A while ago, I was doing the pathway analysis of a data set coming from a fat remodeling experiment in mice. This experiment involved a drug candidate known to transform the “regular fat” or white adipose tissue into “brown fat” or brown adipose tissue. The kick here is that while the white fat just stores energy and the body has to carry it around with all sorts of negative effects, the brown fat actually burns energy and could potentially help the body use up the excess energy from a calorie-rich diet. Imagine what transforming the white fat into brown fat would do for all the people suffering from diabetes and obesity!
But I digress. Let me get back to the point. I did a pathway analysis with the enrichment approach currently used by Ingenuity Pathway Analysis (#IPA), #DAVID, etc. While looking at these results, I was astonished to see what pathways were found to be significant by the analysis. The top three most significant pathways were: Parkinson’s disease, Alzheimer’s disease, and Hungtington’s disease and they all had p-values in the range of 0.000002-0.00003 after the correction for multiple comparisons. The image below shows the top 20 pathways. The ones in read are pathways that have no connection with the phenomenon under study. The ones in green are pathways involved with the given phenomenon, and the ones in white may or may not be involved.
This did not make any sense whatsoever! All three top pathways describe neurological diseases involving the brain. The fourth one is an infection disease caused by a parasite. However, the data was coming from an experiment involving a drug acting on fat cells. Overall, the top 8 significant pathways included 6 other pathways that did not have any connection with the fat tissue or fat remodeling, and 6 out of the 10 pathways significant at 1% were false positives. My first reaction was to double check that I was analyzing the correct input file. I was! What the heck was going on here?
If you have analyzed enough data, you have probably encountered situations like that. This is not the case of a failed experiment or a gross error in uploading the data. This is a prime example of a situation in which the results of the analysis are so dramatically impacted by pathway cross-talk that one can start losing faith in this type of analysis. In this particular case, we happened to know what the drug was doing and we only wanted to understand how it happened. However, if we had not known what the phenotype was, we could have easily been led in the wrong direction of thinking that the phenomena we are looking at were related to neurological diseases. Instead of helping us find the needle in the haystack, we would have had a second haystack dumped in front of us. Not good!
All statistical approaches currently available for this purpose calculate a p-value that aims to quantify the significance of the involvement of a given pathway in the condition under study. These p-values were previously thought to be independent. In our paper in Genome Research, we show that this is not the case, and that many pathways can considerably affect each other’s p-values through a phenomenon we refer to as crosstalk. Although it is biologically intuitive that various pathways would influence each other, especially if they share any genes, the presence and extent of this phenomenon had not been rigorously studied and, most importantly, there was no currently available technique able to quantify the amount of such crosstalk between different pathways. In this paper, we showed that all currently available pathway analysis methods are affected by such phenomena, and we present a method able to correct for such effects.

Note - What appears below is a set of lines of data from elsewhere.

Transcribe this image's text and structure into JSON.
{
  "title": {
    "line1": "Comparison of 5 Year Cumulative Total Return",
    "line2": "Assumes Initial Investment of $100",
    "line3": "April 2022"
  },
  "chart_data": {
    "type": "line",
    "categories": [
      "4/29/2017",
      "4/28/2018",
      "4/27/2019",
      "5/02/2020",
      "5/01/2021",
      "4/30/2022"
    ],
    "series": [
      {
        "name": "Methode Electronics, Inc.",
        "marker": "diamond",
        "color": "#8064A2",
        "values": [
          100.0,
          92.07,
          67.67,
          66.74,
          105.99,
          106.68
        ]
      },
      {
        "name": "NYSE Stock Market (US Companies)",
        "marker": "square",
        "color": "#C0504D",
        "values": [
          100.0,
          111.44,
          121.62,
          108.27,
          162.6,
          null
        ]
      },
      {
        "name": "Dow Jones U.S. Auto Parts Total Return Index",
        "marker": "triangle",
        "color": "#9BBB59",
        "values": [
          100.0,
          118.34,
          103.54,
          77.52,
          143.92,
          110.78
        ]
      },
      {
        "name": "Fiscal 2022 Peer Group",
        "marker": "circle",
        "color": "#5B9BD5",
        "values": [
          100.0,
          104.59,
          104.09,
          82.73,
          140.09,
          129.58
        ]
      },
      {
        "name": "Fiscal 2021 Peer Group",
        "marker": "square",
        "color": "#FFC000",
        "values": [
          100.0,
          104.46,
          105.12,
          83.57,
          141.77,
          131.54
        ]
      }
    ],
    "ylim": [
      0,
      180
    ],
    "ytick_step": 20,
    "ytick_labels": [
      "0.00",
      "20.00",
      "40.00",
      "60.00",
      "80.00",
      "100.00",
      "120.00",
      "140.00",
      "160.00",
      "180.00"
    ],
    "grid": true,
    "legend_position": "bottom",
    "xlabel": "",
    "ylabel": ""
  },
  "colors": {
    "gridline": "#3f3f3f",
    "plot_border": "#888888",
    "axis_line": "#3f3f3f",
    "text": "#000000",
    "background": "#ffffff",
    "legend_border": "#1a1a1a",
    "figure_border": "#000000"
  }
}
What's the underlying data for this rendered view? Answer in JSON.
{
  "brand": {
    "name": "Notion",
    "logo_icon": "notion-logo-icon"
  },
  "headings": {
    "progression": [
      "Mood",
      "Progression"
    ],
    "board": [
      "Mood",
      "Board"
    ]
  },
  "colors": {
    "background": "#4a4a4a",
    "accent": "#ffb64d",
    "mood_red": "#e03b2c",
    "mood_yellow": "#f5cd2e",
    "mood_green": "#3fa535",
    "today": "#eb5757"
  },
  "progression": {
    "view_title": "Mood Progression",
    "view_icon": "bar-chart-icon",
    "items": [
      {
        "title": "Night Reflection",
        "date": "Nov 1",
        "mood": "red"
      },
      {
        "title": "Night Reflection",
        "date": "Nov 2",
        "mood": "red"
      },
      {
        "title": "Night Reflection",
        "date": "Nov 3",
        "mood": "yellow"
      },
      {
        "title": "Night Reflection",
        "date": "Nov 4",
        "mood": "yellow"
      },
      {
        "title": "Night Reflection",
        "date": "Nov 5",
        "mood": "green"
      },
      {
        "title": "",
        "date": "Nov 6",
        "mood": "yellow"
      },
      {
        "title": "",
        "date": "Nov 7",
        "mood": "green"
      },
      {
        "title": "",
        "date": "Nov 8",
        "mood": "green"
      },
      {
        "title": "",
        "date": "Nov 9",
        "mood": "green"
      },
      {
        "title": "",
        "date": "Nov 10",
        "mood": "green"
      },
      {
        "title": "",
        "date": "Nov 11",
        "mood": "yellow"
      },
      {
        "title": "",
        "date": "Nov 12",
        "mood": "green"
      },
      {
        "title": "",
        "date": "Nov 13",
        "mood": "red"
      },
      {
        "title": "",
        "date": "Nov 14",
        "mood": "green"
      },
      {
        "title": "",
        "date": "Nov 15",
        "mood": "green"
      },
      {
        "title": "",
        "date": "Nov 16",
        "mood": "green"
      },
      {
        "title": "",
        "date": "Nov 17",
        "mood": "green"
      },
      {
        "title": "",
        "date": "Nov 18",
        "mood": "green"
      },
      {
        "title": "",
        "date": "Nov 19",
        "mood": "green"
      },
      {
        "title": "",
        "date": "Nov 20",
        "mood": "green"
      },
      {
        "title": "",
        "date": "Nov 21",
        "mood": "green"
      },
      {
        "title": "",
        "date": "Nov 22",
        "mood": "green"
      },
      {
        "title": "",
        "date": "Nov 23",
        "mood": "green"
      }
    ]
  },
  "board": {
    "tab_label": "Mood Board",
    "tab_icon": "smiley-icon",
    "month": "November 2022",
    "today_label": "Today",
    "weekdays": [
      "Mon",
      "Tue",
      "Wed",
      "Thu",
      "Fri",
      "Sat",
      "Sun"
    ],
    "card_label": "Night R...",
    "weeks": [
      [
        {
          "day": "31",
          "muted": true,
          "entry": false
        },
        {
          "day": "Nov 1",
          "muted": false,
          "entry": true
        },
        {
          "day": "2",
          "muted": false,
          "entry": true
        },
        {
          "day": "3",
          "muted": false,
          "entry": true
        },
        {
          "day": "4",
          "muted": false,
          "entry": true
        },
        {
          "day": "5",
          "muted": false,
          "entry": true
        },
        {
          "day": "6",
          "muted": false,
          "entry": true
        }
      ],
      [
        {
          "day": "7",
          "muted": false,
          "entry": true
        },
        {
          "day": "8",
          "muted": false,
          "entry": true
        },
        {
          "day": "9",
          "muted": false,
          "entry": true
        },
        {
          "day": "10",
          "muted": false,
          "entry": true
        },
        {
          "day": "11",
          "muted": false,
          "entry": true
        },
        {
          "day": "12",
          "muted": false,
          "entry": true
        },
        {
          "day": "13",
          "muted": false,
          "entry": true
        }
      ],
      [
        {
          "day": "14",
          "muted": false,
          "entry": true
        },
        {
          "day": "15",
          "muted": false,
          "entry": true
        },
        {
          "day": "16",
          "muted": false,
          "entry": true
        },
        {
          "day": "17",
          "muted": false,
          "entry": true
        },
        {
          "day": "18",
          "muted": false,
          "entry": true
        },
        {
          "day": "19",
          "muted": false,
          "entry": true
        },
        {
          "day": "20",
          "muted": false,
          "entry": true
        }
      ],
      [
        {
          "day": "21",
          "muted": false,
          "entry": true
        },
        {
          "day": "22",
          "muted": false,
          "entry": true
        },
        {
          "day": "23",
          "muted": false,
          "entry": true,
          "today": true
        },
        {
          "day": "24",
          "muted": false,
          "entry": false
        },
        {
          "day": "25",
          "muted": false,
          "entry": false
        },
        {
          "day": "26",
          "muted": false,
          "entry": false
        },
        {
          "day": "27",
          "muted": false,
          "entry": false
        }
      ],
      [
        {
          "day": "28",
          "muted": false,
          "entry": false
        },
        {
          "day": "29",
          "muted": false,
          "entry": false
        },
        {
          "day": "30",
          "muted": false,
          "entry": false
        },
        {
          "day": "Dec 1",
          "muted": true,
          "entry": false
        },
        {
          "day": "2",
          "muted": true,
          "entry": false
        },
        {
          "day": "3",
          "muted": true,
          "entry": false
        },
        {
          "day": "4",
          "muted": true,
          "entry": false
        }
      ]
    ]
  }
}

As shown above, in some cases pathways with significant p-values are not biologically meaningful. Furthermore, some biologically meaningful pathways with non-significant p-values become statistically significant when the crosstalk effects of other pathways are removed. The approach we developed is able to calculate the enrichment significance of a pathway after the crosstalk effects of other pathways are removed. We also showed that this type of analysis can identify novel sub-modules that have a biological function independent of that of the pathways they are currently included in. Here are the top pathways in the same experiment, after the crosstalk effects have been identified and removed:
Essentially, this approach was able to eliminate most false positives, as well as correctly identify as significant pathways that had been biologically proven to be involved in the given condition, yet not found to be significant by the classical analysis. The approach also found several independent functional modules including a mitochondrial activity module active in different stages of fat remodeling. And in case you wonder, this is exactly why those neurological disease pathways were involved– because they contain a lot of mitochondrial genes.
We recently heard that our patent application to protect the methods we developed for detecting and eliminating pathway crosstalk was successful and we were granted a patent (US Patent 10,248,757). Once again, Advaita’s scientists are pushing the envelope by developing cutting-edge analysis methods for the most important problems in this area of research.
As a disclaimer, this approach is not yet implemented in our flagship pathway analysis platform, iPathwayGuide. However, unlike Ingenuity’s IPA pathway analysis tool and free tools such as DAVID, WebGestalt, etc., iPathwayGuide uses an analysis approach that goes much beyond simple enrichment analysis and is therefore less susceptible to produce as many false positives due to crosstalk.